3
$\begingroup$

I have a sequence of motions from images and I need to store all these values. For example:

  • a) 1, 2, 3, 4, 3, 2, 1
  • b) 1, 2, 3, 2, 3, 4, 5, 4, 3, 2, 1

In order to save space, it would be necessary to have some function that could generate unique numbers to represent each of these sequences. But also, there is another problem: I need representations which could be compared, so, suppose I have

  • a) 1, 2, 3, 4, 4, 3, 2, 1
  • b) 1, 2, 3, 4, 3, 2, 1

The motion in a) is very similar to b), so I would need some way to represent similarity. There is two patterns for increment/decrement in these sequences, either by 1 or 0, or any other integer value.

I am starting to read about pairing functions and some other similar topics here but I am not sure if I can apply for this (like this topic).

  • 0
    @Lubin Edited the question, thanks.2012-04-01

2 Answers 2

3

If you have some upper bound $n$ on the length of the sequences, then you could store them using the Cantor pairing function as follows. Let $\langle x,y\rangle$ denote the output of the pairing function given $x,y$. Then let $f(x_1,x_2,\ldots,x_k)=\langle \underset{n+1\text{ times}}{\cdots} \langle k,x_1\rangle,x_2\rangle\cdots,x_k\rangle,0\rangle,\cdots,0\rangle$ which allows you to code for both the length of the sequence and its terms by iterating the standard pairing function until it has coded for all the information. However, if you don't have such an upper bound $n$, the only approach I know of is to let $f(x_1,x_2,\ldots,x_k)=p_1^{x_1}p_2^{x_2}\cdots p_k^{x_k}$ where $p_i$ denotes the $i$th prime number. Obviously this is much less efficient.

  • 0
    @Heijden That is what [chat](http://chat.stackexchange.com/) is for.2012-04-02
2

For a unique number to represent the sequence, you could consider a hash function. However, hash functions will give you ugly output that won't be readable and may not be easily reversible. It doesn't seem like that's what you're looking for. If you can't say for sure that your function will have integers, a hash table is a good way to do this. But, the hash values still won't be directly comparable in the way that you seem to want.

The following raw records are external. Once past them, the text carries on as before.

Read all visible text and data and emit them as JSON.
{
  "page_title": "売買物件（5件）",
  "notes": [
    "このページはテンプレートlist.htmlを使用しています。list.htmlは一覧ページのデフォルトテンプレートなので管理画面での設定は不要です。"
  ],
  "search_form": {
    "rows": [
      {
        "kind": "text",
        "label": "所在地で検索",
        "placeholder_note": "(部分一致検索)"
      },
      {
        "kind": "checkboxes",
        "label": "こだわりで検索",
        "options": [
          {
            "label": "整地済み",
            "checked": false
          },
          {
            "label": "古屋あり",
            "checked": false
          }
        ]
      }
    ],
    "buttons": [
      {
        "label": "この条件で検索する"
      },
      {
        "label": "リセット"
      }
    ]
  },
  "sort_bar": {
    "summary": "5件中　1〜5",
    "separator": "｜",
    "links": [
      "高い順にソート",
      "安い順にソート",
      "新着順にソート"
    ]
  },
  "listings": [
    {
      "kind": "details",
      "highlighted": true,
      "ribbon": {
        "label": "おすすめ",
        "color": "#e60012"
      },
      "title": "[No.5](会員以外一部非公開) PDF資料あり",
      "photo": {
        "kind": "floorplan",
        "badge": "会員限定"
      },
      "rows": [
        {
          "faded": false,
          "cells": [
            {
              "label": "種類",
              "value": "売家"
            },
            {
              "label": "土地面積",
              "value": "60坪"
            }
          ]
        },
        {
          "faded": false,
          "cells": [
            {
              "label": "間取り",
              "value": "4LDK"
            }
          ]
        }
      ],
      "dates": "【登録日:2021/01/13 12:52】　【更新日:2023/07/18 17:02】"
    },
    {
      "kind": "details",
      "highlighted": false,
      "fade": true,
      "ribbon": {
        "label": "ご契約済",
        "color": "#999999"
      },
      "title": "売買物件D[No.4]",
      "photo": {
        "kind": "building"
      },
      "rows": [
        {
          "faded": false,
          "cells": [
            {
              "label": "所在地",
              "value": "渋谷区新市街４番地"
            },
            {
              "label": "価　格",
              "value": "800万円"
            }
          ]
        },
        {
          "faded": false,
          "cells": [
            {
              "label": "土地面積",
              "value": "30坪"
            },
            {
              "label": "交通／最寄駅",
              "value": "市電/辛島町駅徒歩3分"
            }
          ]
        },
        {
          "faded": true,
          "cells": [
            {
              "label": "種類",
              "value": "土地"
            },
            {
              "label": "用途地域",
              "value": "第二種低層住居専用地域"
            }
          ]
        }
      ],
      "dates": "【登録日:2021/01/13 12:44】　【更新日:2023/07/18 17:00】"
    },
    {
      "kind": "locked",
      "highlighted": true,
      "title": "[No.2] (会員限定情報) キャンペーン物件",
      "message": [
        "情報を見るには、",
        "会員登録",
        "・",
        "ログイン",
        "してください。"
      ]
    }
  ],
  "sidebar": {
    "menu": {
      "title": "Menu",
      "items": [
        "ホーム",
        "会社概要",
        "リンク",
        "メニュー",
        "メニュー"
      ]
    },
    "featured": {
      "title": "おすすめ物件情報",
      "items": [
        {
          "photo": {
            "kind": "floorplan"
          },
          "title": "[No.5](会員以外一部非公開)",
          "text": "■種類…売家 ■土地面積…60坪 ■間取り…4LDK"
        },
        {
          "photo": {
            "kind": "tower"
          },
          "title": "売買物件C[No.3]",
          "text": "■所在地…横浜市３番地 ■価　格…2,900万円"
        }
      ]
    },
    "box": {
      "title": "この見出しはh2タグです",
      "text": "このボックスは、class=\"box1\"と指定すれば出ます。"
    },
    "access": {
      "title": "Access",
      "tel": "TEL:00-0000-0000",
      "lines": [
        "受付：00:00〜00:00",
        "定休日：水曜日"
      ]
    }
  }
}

For the sequence 1, 2, 3, 4, 3, 2, 1, you could simply consider the unique number 1234321. This might depend on the range of your numbers - it would help/may only be reasonable if you can put some bound on the numbers in your sequence. (if you know all the numbers are integers between 0 and 9, this is fine - we can extend this to numbers between 0 and N (or a and a+N) by representing the sequence in base N+1). This may not save you any space, though - certainly not compared to a hash table.

If you know for sure that your terms will only go up and down by 0 or 1, you could represent them by the string $+++0−−0−$, for example, or equivalently as the number $22201101$ (where 2 is up, 1 is down). As an aside, this could be stored very efficiently by working in base 3. This seems like a good solution for you.

Similarity can be measured in several ways (e.g Hamming distance). In the case of your example, where you have a "deletion" (a 4 has disappeared), it seems sensible to consider the Levenshtein distance. Levenshtein distance applies to strings of text characters, really, but you can easily represent your sequence this way as described in the paragraph above.

It's difficult to understand exactly what you want without more context, but I hope this will help you to research what you need! Further comments welcomed.